Changes afoot as DPRK opens up

A new bridge linking China and the DPRK under construction, seen from the Chinese side. The two countries are improving facilities connecting them to develop economic and trade exchanges. [Photo / China Daily]

Regime tries to emulate China's policies, reports Bao Chang from Dandong city, Liaoning province.

Looking across the Yalu River at the Democratic People's Republic of Korea (DPRK), the country on the opposite bank seems mysterious and remote, with pale lights glimmering from a row of houses, vying for attention with the rising stars as night falls.

On the Chinese side of the river, the streets are awash with color from the neon lights flickering in Dandong's new district and presenting a very different nocturnal scene.

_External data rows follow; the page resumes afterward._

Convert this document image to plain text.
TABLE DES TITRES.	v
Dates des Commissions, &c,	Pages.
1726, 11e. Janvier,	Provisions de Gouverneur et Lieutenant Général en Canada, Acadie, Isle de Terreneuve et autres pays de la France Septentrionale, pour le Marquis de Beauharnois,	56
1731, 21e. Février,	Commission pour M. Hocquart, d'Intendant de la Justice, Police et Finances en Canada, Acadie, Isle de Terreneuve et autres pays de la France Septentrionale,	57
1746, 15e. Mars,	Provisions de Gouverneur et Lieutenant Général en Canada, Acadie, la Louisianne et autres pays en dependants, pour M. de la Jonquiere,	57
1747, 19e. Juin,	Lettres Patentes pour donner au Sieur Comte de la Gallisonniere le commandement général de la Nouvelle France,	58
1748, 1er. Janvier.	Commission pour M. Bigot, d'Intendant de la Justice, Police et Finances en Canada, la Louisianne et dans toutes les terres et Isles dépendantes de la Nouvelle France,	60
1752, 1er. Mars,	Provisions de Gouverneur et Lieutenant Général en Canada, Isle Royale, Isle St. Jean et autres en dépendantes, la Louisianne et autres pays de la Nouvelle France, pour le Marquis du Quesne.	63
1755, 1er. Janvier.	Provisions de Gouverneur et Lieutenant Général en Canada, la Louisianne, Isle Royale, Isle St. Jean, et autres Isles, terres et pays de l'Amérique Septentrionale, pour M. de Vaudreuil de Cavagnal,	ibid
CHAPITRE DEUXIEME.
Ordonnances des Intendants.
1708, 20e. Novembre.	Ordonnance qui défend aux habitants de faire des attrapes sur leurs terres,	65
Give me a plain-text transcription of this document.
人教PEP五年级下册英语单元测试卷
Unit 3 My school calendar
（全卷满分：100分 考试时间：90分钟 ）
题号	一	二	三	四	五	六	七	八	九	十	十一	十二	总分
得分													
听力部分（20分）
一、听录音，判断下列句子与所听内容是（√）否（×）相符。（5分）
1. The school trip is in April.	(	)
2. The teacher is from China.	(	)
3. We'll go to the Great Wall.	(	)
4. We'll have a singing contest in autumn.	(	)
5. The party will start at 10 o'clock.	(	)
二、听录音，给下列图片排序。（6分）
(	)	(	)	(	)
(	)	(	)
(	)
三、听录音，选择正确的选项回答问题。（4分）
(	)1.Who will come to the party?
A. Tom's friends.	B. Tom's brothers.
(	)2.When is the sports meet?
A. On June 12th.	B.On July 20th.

"The DPRK looks like China during the 1970s. I haven't seen many changes there over the past decades," said Li Jian, an elderly man who has lived in Dandong, a Chinese city that borders the DPRK, for more than 50 years.

However, an advertising board written in both Chinese and Korean, which has been standing on DPRK's Hwanggumpyong Island since June, says change is afoot and an opening up to the rest of the world is under way.

It was in that month that China and the DPRK agreed to establish three special zones to deepen economic and trade ties between the two countries and to help promote economic relations between the so-called Hermit Kingdom and the rest of the world.

The agreement followed a visit to China by the DPRK's leader Kim Jong-il in May.

Emerging as if from hibernation, the DPRK is warming to Chinese-style economic reforms.

"The area will help boost the DPRK's foreign direct investment, turning the zones into a hot investment destination," said Dai Yulin, Party secretary of Dandong.

The first big investment opportunities are likely to come in the field of mineral mining as the infant market opens up. The DPRK's iron ore deposits are in the spotlight as steel makers expand capacity to meet the growing demand in the Asian and African markets, according to China Sunny & Forecasting Information Consultant Ltd (S&F), a Beijing-based market research company.

The amount of exploitable iron ore in the DPRK will reach 10 million tons annually by 2015, up from 6 million tons this year, an increase prompted by an expansion in investment by overseas companies, according to estimates from S&F.

The British company Global Steel Holdings Ltd has been negotiating with the DPRK government for a stake in the Musan iron ore mines in the country's North Hamgyong province, estimated to have reserves of more than 5 billion metric tons.

Pramod Mittal, a brother of the steel tycoon Lakshmi Mittal and the chairman of Global Steel, a closely held company of the Mittal family, visited Pyongyang last year, reportedly to talk to senior government officials and begin the groundwork necessary for gaining a share of the Musan reserves.